La mise en œuvre de la technologie au cours d'une épidémie d'urgence a certainement eu des défis - y compris des problèmes liés à la formation et à la gestion du matériel, à la coordination entre les partenaires et au renforcement de la capacité d'utilisation des données au sein du personnel gouvernemental surchargé - et dans la plupart des régions, le système de suivi des contacts mobiles a été utilisé en liaison avec celui basé sur le papier. Néanmoins, le programme démontre la capacité de mobiliser, de former et de déployer rapidement un cadre communautaire pour utiliser des systèmes d'information sophistiqués basés sur les smartphones lors des urgences complexes dans des milieux à faibles ressources. Cette initiative recherchera le potentiel des technologies innovantes, déployées avec «une capacité technique et une surveillance appropriées», pour «élargir l'accès aux données principales des communautés isolées pour contrôler une épidémie» et aider à se prévenir contre les prochaines épidémies.

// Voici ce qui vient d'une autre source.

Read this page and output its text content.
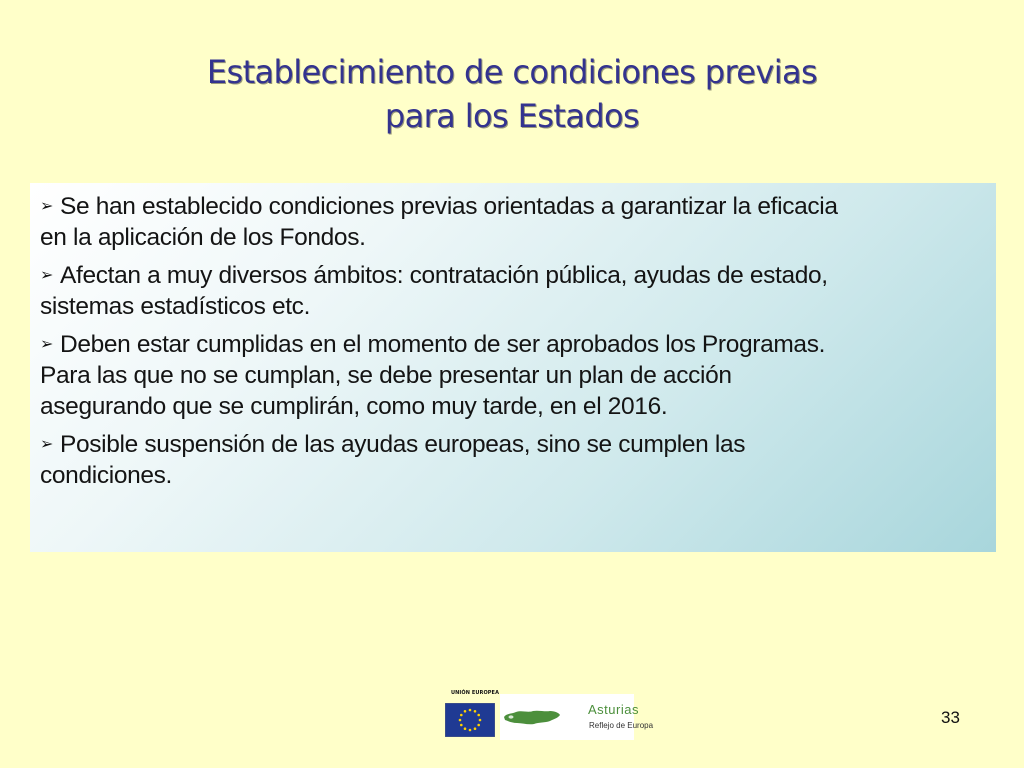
Establecimiento de condiciones previas
para los Estados

➢ Se han establecido condiciones previas orientadas a garantizar la eficacia
en la aplicación de los Fondos.

➢ Afectan a muy diversos ámbitos: contratación pública, ayudas de estado,
sistemas estadísticos etc.

➢ Deben estar cumplidas en el momento de ser aprobados los Programas.
Para las que no se cumplan, se debe presentar un plan de acción
asegurando que se cumplirán, como muy tarde, en el 2016.

➢ Posible suspensión de las ayudas europeas, sino se cumplen las
condiciones.

UNIÓN EUROPEA
Asturias
Reflejo de Europa	33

Maintenant que la Guinée a été déclarée sans Ebola, le pays entre dans une période de forte surveillance de 90 jours. Nous espérons que les leçons tirées du programme de suivi des contacts mobiles peuvent éclairer les efforts futurs visant à intégrer des systèmes d'information communautaires solides au renforcement des systèmes de santé et aux initiatives de préparation aux situations d'urgence.
La version complète du papier “Introduction sur les outils de santé mobile pour Soutenir la Surveillance Ebola et traçage contact en Guinée” est disponible sur Global Health: Science and Practice open access site.
La suite complète des matériels sur Ebola sensitization et CommCare for community-based health workers est disponible sur le site Projet des Villages du Millénaire.